According to the IPC-A-600 document, there are three general classes of final products. The purpose of this classification was to identify the following differences:
  • manufacture process
  • technological advancement
  • operational reliability requirements depending on the board purpose.
In addition, this document defines three levels of quality:
  • target condition – in many cases it is close to perfect. While this is the desired condition, it is not always achievable and may not be necessary to ensure the reliability of the board in its service environment;
  • acceptable condition – indicates that the condition depicted, while not necessarily perfect, will maintain the integrity and reliability of the board in its service environment; it may be considered a specific minimum that must be met by the printed circuit;
  • nonconforming condition – indicates that the condition depicted maybe insufficient to ensure the reliability of the board in its service environment.
The conditions and classes described in IPC-A-600 are intended to represent typical industrial practices. They characterise, clarify and simplify eligibility qualification.
The class with the lowest requirements is Class 1 – general electronic products, consumer products – toys, simple devices and household appliances, and some computer and computer peripherals with limited lifetimes, where the only requirement is a functioning and completed printed board.
A class with higher requirements is Class 2 – dedicated service electronic products – communications equipment, some business machines, and instruments where high performance and extended life is required, and for which uninterrupted service is desired but is not critical.

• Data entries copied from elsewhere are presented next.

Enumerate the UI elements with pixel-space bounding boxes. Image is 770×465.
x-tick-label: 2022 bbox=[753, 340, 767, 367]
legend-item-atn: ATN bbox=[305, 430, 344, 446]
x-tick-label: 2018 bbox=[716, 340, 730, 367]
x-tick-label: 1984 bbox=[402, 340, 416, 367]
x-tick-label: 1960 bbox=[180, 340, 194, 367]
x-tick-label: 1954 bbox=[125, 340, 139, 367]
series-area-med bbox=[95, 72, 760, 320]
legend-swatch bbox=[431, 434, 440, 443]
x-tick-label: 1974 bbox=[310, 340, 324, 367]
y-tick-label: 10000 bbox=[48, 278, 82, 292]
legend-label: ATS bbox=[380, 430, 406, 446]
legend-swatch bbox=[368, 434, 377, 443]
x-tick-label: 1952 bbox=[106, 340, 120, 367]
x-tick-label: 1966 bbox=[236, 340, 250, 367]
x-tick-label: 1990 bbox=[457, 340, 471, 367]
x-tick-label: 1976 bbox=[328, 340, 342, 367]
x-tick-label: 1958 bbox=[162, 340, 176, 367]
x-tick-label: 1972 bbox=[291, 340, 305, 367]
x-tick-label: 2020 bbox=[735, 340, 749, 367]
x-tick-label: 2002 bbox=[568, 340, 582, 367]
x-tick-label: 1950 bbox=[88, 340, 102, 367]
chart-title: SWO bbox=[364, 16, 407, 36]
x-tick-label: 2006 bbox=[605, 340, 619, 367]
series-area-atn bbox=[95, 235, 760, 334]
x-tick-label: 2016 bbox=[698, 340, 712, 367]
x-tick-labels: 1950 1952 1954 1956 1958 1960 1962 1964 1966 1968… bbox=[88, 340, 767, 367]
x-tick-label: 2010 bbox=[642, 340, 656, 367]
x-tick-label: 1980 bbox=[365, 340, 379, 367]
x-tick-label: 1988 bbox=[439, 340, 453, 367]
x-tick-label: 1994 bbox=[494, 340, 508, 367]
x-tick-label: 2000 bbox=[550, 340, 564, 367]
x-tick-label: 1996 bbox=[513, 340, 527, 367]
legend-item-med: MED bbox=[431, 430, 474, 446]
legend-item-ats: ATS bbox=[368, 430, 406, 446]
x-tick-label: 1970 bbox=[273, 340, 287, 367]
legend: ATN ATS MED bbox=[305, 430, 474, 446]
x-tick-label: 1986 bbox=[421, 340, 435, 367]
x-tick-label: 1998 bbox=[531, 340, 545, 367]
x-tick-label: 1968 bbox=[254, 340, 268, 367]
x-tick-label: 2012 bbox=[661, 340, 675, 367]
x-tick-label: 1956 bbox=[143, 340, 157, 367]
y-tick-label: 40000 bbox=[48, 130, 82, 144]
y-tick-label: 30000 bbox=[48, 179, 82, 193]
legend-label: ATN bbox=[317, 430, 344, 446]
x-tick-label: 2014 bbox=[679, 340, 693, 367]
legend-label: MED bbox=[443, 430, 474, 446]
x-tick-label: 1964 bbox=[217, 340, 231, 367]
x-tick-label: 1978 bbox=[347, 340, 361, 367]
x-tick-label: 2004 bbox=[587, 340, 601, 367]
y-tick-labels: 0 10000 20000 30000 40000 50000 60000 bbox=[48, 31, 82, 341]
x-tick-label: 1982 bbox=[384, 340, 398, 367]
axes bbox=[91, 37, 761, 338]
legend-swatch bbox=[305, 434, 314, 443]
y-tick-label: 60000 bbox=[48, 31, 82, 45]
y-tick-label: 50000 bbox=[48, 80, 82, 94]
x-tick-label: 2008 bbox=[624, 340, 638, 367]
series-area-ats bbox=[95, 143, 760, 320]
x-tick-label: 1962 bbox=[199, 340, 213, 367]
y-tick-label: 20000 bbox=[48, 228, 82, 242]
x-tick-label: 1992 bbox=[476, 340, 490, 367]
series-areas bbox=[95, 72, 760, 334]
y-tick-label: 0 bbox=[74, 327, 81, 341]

The class with the highest requirements is Class 3 – high reliability electronic products – equipment and products where continued performance or performance on demand is critical, equipment downtime cannot be tolerated, and the equipment must always function when required. A common practice is to assign Class 3 to automotive products, medical equipment and safety equipment.
The product class' determination is the responsibility of the buyer. Whereas the class is accepted by the PCB manufacturer, their duty is to fulfil the admission guidelines contained in the IPC-A-600, IPC6012 and other related documents.
It should be noted that the use of one class for a particular property does not mean that all other characteristics must correspond to the same class. For example, a customer may specify that in completed boards the "spacing between the conductors” should meet the requirements for Class 3 and other features should meet the requirements for Class 2. Ultimately, the customer is responsible for the assignment of the class according to which the product shall be made. Therefore, such a requirement must be formally communicated to the manufacturer and thereby approved. In the event of conflict, the IPC-A-600 document specifies the following order of precedence:
1. Purchase order (containing exceptions to the main drawing, if there are any).
2. Procurement documentation reflecting the customers detailed requirements (e.g. main drawing).
3. Other documents to the extent specified by the customer.
4. The end item performance specification such as the IPC-6010 series when invoked by the customer.
5. This acceptability document (i.e. IPC-A-600).
In regard to qualities and features not included in the above documents, they will be binding only in the case of the formulation by the circuit user and acceptance by the circuit manufacturer (as agreed between user and supplier).
TS PCB manufactures printed circuit boards according to the Class 2 guidelines. On special customer request, Class 3 compliant boards may be manufactured.